Arieh Kovler

Riots in Jerusalem

The holy city has seen yet more unrest

In 2015, I was nearly beaten by a far-right mob in Jerusalem. Thursday night’s riot in the holy city reminded me a lot of that evening. Thankfully, this time, nobody died, but that same feeling of tension, anger and violence was in the air.

My run in with the mob began at a small vigil to protest against the murder of a family at the hands of Palestinian terrorists. For some reason they decided we were ‘left-wing protesters’ — the police were able to encircle us but could do nothing to stop the bottles being thrown, the spit, the curses. Our crowd of attacks moved on, beating any Arabs they came across. A few streets away, two Israelis were stabbed to death by a Palestinian, inspiring a series of opportunistic attacks that became known as the ‘Intifada of the knives’.
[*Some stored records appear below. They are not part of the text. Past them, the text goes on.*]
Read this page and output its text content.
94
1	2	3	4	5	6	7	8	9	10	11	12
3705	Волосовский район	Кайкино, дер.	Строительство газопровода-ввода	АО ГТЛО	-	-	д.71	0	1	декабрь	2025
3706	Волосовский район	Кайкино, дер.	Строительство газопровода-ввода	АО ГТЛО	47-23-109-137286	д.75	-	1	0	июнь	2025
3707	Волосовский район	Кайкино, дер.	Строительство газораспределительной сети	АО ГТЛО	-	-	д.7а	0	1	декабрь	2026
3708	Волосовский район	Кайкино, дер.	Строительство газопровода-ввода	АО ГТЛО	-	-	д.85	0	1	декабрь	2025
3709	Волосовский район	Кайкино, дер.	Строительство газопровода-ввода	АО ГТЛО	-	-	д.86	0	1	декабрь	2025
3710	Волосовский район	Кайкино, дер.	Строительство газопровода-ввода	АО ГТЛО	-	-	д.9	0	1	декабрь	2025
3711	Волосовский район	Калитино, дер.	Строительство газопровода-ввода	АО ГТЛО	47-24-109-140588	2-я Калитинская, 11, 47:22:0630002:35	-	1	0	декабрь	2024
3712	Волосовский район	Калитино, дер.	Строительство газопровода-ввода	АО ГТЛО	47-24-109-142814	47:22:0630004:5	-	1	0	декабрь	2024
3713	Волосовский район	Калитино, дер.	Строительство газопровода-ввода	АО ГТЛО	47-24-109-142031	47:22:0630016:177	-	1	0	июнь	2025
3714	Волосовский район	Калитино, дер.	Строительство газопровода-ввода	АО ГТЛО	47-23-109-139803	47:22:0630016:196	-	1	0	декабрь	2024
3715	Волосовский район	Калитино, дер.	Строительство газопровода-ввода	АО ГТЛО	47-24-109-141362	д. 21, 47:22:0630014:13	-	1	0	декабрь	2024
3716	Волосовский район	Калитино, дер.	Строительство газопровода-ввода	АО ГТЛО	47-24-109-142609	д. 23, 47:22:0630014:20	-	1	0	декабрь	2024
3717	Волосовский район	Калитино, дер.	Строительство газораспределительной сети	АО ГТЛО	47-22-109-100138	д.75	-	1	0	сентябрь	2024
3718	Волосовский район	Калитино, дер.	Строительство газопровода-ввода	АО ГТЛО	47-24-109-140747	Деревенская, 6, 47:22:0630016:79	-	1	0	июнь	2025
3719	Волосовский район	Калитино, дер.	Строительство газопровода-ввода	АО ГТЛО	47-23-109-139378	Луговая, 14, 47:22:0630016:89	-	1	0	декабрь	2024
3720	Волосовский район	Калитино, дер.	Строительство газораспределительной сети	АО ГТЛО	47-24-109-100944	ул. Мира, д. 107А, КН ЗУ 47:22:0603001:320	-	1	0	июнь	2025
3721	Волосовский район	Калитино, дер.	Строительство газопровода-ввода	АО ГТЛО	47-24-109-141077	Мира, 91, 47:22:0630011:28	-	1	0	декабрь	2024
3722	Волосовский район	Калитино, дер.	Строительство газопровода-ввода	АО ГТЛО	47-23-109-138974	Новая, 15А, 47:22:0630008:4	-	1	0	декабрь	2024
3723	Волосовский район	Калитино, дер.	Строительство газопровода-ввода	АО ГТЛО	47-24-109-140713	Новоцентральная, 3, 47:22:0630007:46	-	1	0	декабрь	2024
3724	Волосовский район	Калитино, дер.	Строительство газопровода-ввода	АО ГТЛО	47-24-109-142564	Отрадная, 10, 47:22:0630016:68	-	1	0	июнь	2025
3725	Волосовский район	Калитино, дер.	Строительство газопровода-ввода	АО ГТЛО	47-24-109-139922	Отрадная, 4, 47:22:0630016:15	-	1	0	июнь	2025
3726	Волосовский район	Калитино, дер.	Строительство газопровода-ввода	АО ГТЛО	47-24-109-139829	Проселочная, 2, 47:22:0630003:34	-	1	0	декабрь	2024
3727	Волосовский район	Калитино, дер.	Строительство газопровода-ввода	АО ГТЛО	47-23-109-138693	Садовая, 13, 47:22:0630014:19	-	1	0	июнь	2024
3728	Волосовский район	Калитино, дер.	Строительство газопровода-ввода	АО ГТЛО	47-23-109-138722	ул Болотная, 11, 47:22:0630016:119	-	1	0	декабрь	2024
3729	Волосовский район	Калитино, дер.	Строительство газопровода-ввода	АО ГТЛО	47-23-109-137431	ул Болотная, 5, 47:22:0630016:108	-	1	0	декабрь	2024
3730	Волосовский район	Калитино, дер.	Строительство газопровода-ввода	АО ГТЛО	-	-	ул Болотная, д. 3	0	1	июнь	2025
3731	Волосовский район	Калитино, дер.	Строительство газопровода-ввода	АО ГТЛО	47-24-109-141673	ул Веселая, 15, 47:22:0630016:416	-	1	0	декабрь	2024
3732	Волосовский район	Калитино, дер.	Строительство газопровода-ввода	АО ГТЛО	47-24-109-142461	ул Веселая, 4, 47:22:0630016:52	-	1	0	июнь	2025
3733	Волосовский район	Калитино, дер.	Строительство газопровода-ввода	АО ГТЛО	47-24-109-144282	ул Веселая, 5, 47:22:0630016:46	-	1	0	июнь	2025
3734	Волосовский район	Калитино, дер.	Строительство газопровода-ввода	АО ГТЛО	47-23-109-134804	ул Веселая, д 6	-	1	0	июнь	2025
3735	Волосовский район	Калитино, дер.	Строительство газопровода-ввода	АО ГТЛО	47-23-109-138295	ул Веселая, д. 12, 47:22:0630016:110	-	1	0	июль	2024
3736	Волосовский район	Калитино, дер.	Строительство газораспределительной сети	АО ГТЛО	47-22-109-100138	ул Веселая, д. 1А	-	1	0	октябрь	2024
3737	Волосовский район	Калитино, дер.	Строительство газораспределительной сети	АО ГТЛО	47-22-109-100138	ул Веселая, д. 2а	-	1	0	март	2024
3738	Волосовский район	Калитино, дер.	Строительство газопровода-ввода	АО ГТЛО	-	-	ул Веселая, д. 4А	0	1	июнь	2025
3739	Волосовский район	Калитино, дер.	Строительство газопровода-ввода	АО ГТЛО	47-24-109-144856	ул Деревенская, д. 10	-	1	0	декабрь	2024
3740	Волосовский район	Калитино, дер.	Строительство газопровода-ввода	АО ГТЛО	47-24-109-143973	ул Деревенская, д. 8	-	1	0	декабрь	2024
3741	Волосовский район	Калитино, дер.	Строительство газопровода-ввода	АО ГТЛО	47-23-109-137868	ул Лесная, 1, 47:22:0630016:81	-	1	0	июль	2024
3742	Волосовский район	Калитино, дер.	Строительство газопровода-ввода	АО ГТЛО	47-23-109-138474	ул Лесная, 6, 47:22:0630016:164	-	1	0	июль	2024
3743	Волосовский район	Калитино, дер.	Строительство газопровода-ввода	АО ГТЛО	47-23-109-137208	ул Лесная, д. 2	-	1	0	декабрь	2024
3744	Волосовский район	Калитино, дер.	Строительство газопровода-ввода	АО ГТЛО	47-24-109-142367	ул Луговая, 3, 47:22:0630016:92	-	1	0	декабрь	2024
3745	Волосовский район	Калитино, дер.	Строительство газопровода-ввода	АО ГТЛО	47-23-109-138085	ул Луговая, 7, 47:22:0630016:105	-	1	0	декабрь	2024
This week’s violence involved the Jewish extremist Lehava organisation, founded to ‘fight intermarriage’. One of the ways it seeks to achieve this goal is by beating up random Arabs, or sometimes just people who look a bit like Arabs, and by marching while chanting ‘Death to Arabs!’ Lehava decided to pour fuel on the flames by arranging a march through downtown Jerusalem to the Damascus Gate, a Palestinian area of the Old City to restore ‘national honour’. Their numbers bolstered by disaffected Ultra-Orthodox teenagers, they were a few hundred strong by the time they got to their destination.
Meanwhile, at the Damascus Gate, Palestinians were also gathering. The Palestinian mob turned violent first, before the Jewish mob arrived; police responded forcefully, causing dozens of injuries. The same police were more restrained when Lehava arrived, pushing back the marchers carefully and absorbing their attempts to charge the barricade.
The evening ended with both mobs breaking up into smaller groups, often of teenagers, who went on harassing people all round the city.


This is a different sort of violence, more akin to race riots than terrorism

Whatever sparked it, tensions suppressed by a year of Covid-19 restrictions have re-emerged now that Israel seems to have beaten the pandemic with vaccines.